According to News24, this information was sold to individuals and private investigators who would pay to track people without their knowledge.
MTN said it is of grave concern to them that service providers appear to have flagrantly defied the requirements of their contracts.
It should, however, not come as a surprise to MTN that WASPs will break the rules to make more money.
For over a decade, third-party WASPs have stolen airtime from MTN subscribers despite their contracts prohibiting them from doing it.
Just like with location-based services, WASPs are required to get consent from an MTN subscriber to subscribe them to a service and take their airtime.
Many rogue WASPs bypassed this requirement, which resulted in large amounts of money stolen from MTN subscribers over the years.
MTN is therefore well aware that third-party contracts based on “good faith” with WASPs can lead to serious problems.
What information MTN shares with third parties
Kinnear’s murder and the revelation that the criminals used data provided by the mobile operators to plan his assassination raises the question – What access is MTN proving to third parties?
Based on the previous information and feedback from MTN, third parties have, or had, access to the following information about MTN subscribers.
- Last activity information
- The location of a subscriber
- The ability to bill a subscriber for content and related services
MTN spokesperson Jacqui O’Sullivan highlighted that “last activity” information is shared where required, but with no detail on the type of activity that was last undertaken.
Last activity data is also provided without a specific timestamp and using a masked IMSI number.
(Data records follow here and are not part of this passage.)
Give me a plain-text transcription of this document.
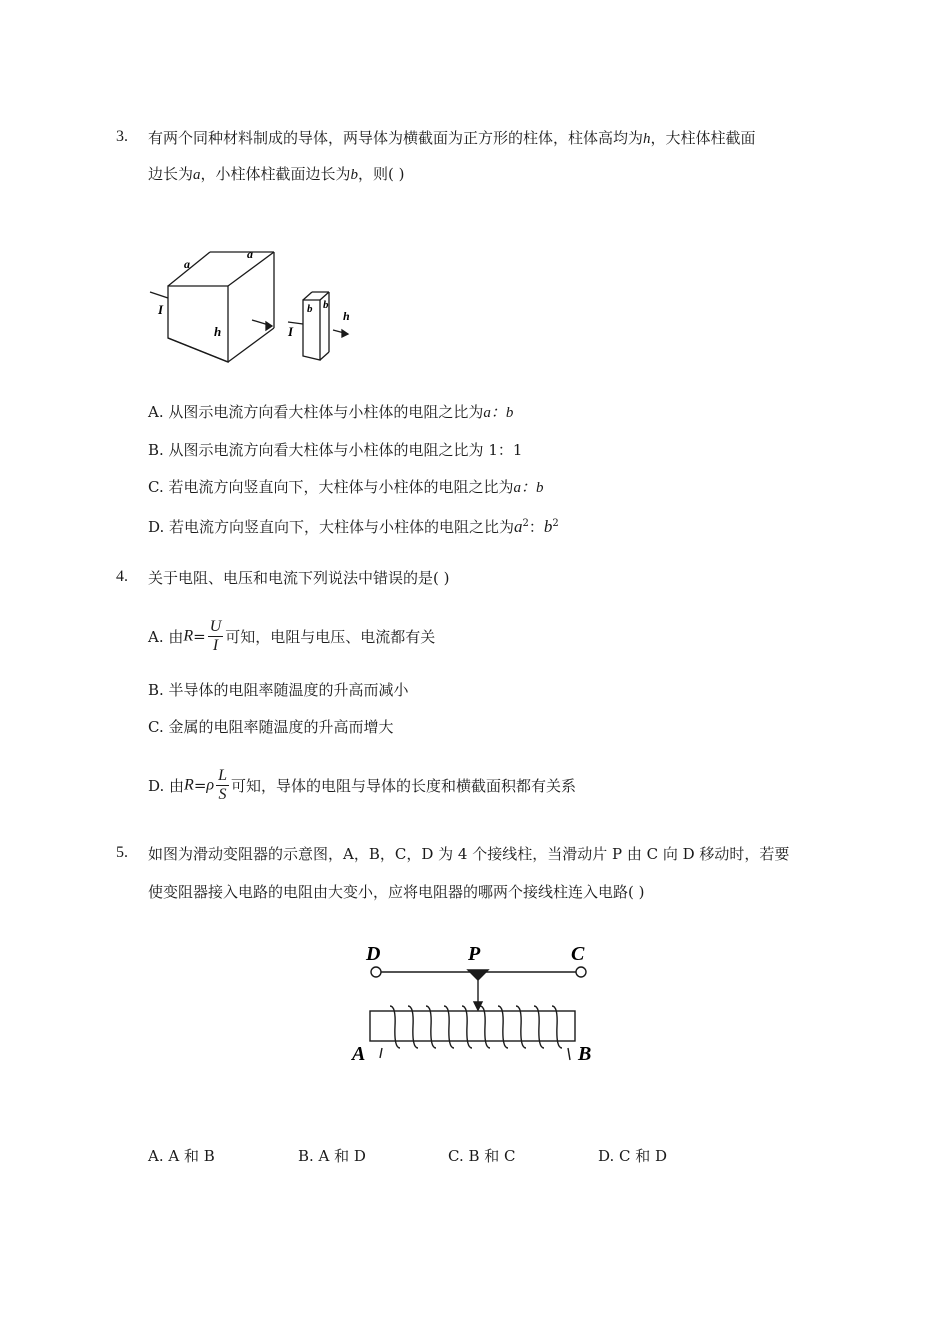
3. 有两个同种材料制成的导体，两导体为横截面为正方形的柱体，柱体高均为h，大柱体柱截面
边长为a，小柱体柱截面边长为b，则( )
a
a
I
h	I
b b
h
A. 从图示电流方向看大柱体与小柱体的电阻之比为a：b
B. 从图示电流方向看大柱体与小柱体的电阻之比为 1：1
C. 若电流方向竖直向下，大柱体与小柱体的电阻之比为a：b
D. 若电流方向竖直向下，大柱体与小柱体的电阻之比为$a^2$：$b^2$
4. 关于电阻、电压和电流下列说法中错误的是( )
A. 由$R= \frac{U}{I}$ 可知，电阻与电压、电流都有关
B. 半导体的电阻率随温度的升高而减小
C. 金属的电阻率随温度的升高而增大
D. 由$R=\rho \frac{L}{S}$ 可知，导体的电阻与导体的长度和横截面积都有关系
5. 如图为滑动变阻器的示意图，A，B，C，D 为 4 个接线柱，当滑动片 P 由 C 向 D 移动时，若要
使变阻器接入电路的电阻由大变小，应将电阻器的哪两个接线柱连入电路( )
D	P	C
A	B
A. A 和 B	B. A 和 D	C. B 和 C	D. C 和 D
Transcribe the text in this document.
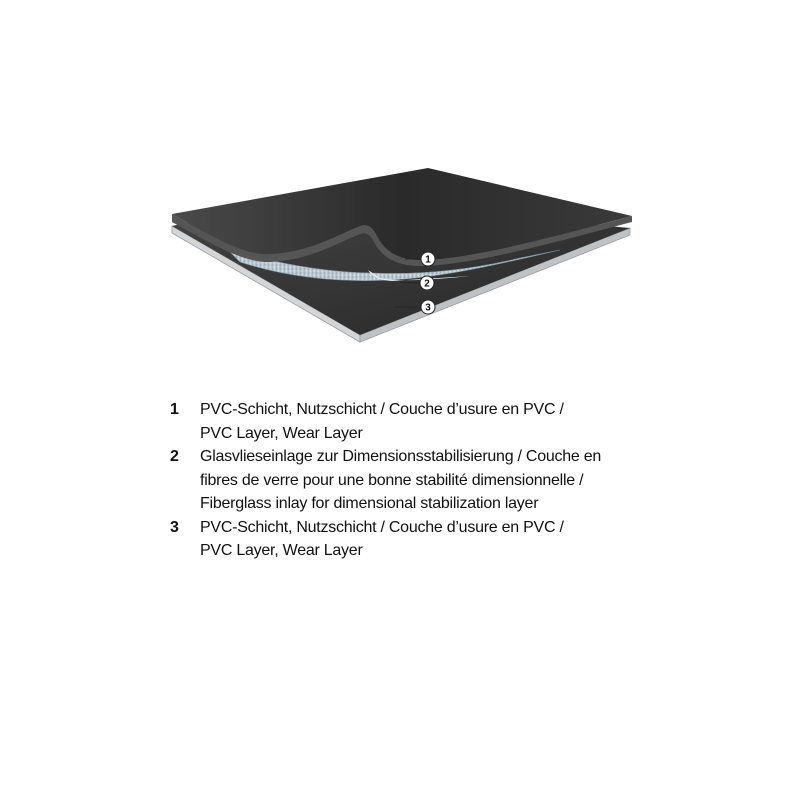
1
2
3
1	PVC-Schicht, Nutzschicht / Couche d’usure en PVC /
PVC Layer, Wear Layer
2	Glasvlieseinlage zur Dimensionsstabilisierung / Couche en
fibres de verre pour une bonne stabilité dimensionnelle /
Fiberglass inlay for dimensional stabilization layer
3	PVC-Schicht, Nutzschicht / Couche d’usure en PVC /
PVC Layer, Wear Layer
“These safeguards protect all details related to the customer while still allowing for a critical step in helping detect and prevent SIM-swap fraud,” O’Sullivan said.
Over the years, the WASP subscription process has also changed to provide MTN’s subscribers with more protection.
“The design is that no content partner can bill customers directly for WASP subscriptions,” O’Sullivan said.
MTN also sends weekly reminders to customers being billed, with the service name, price of the service, frequency of billing, and numbers to dial to manage digital services.
Despite the recent abuse of location-based services, O’Sullivan said MTN will continue to provide customer location data to the SAPS.
SAPS requests are managed and controlled by the Crime Intelligence Head Office (CIHO).
The CIHO vets every application before submitting it to MTN’s law enforcement liaison division for assistance.
“MTN does not engage directly with members of SAPS, as all requests have to come to the company via the CIHO,” MTN said.